- А! А! - с металлическими оттенками в голосе и телодвижениях горячился Острецов; и хотел посредством Павлова нащупать некую злую карусель, закружившую его супругу.
Даже Буйняков, далеко не эстет, в первый момент помысливший, что, не исключено, Острецов сделает с Павловым примерно то, что задумывал он, вдруг оказался уязвлен, некоторым образом обижен сознанием неотвратимости грубых форм, в которых как в какой-то шершавости покатился к чудовищной развязке набирающий обороты скандал.
- Ведь сказано: не трожь, - вмешался он, вырастая перед беснующимся мужем и дико на него глядя. - Стой, сукин сын, и молчи!
- Да, но позвольте...
- Не позволю.
Хохотала буфетчица, слушая ладного функционера.
- Что такое? У меня здесь дело, свое занятие, а вы откуда взялись? И что вы себе позволяете? Что за тон? - бубнил Острецов.
Но как-то таинственно и угрожающе дали внезапно в клубной действительности знать о себе не только танцы и вероятие супружеской измены, а и словно для боевой мощи созданные элементы, некие, можно сказать, изделия страшной целенаправленной деятельности. И такой жутью повеяло на Острецова, что у него подогнулись колени и оледенела спина как от соприкосновения с могильным холодом. Собственное же дело, занятия его в клубе, о которых он успел заикнуться, показались ему вдруг ничтожными. Борясь с навалившейся слабостью, он в сущности боролся за то, чтобы не выглядеть в глазах Буйнякова трусом и подонком, готовым поступиться женой только потому, что в клубе для этого по каким-то неизвестным ему причинам созданы все условия.
- Уважаемый, займитесь этим маргиналом, - обратился Буйняков к потевшему чуть в стороне директору парка. Буйняков не заметил начавшихся в существе Острецова благотворных, сиротливо подлаживающихся под партийную линию перемен.
Директор, директор... что он о нем сказать, учитывая пока еще предварительный характер сказанного до сих пор? Он был напуган все возрастающим кипением совершенно непонятных ему страстей, псово подрагивал, охваченный невразумительным ужасом, был нетверд в партийных директивах, в данный для той минуты момент не знал, что предпринять, а заслышав приказ Буйнякова, от неожиданности сразу напустил на себя грозный вид и посмотрел на Острецова упырьком.

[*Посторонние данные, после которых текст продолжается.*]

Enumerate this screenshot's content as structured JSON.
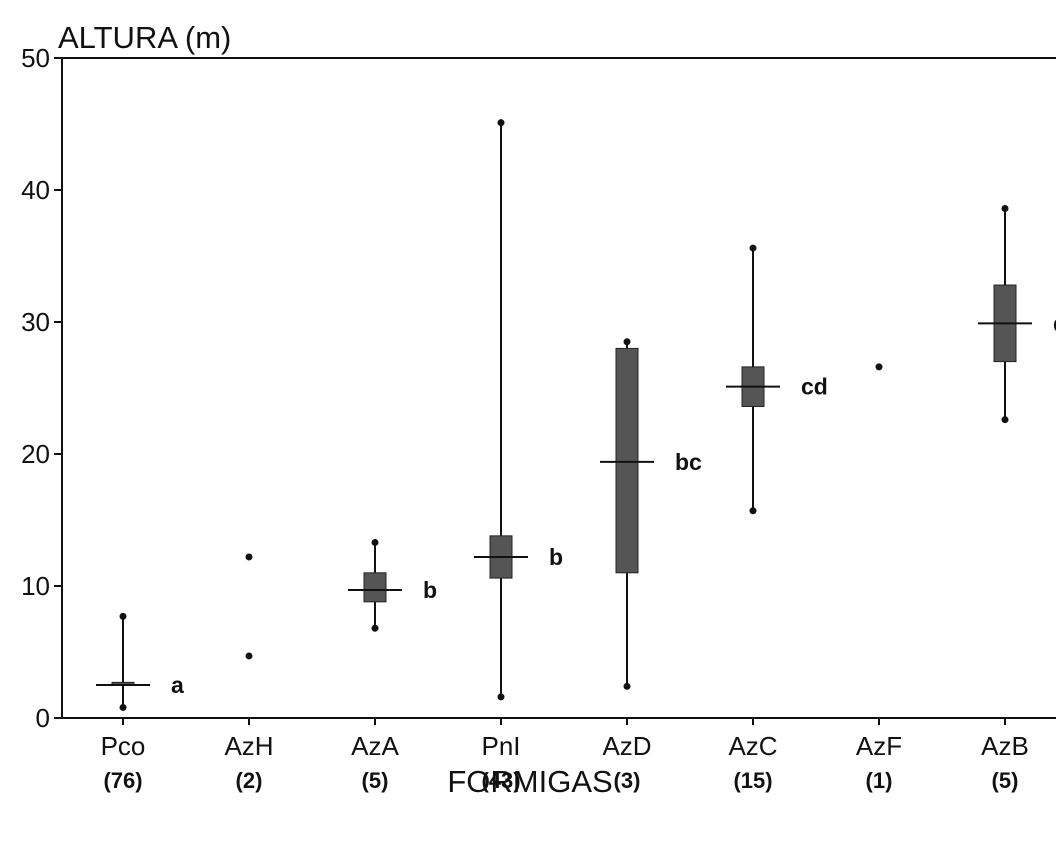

Его еще преследовало и мучило подозрение, что Острецов действительно задумывал схватить его за нос и что тогда, то есть случись это, он, директор, был бы донельзя шокирован и, покрасневший, обескураженный, жалкий под неумолимой острецовской дланью, только беспомощно поводил бы из стороны в сторону Бог весть о чем молящие глаза.
Острецов понял, что директор действительно способен не мешкая заняться им. Вот прямо здесь, в недрах клуба, сделать с ним что-то нехорошее, даже ужасное. Он в предупредительном жесте выставил вперед руки, теперь уже светлыми, ничего насильственного не задумывающими ладошками повернутые к пышущей грозой физиономии администратора.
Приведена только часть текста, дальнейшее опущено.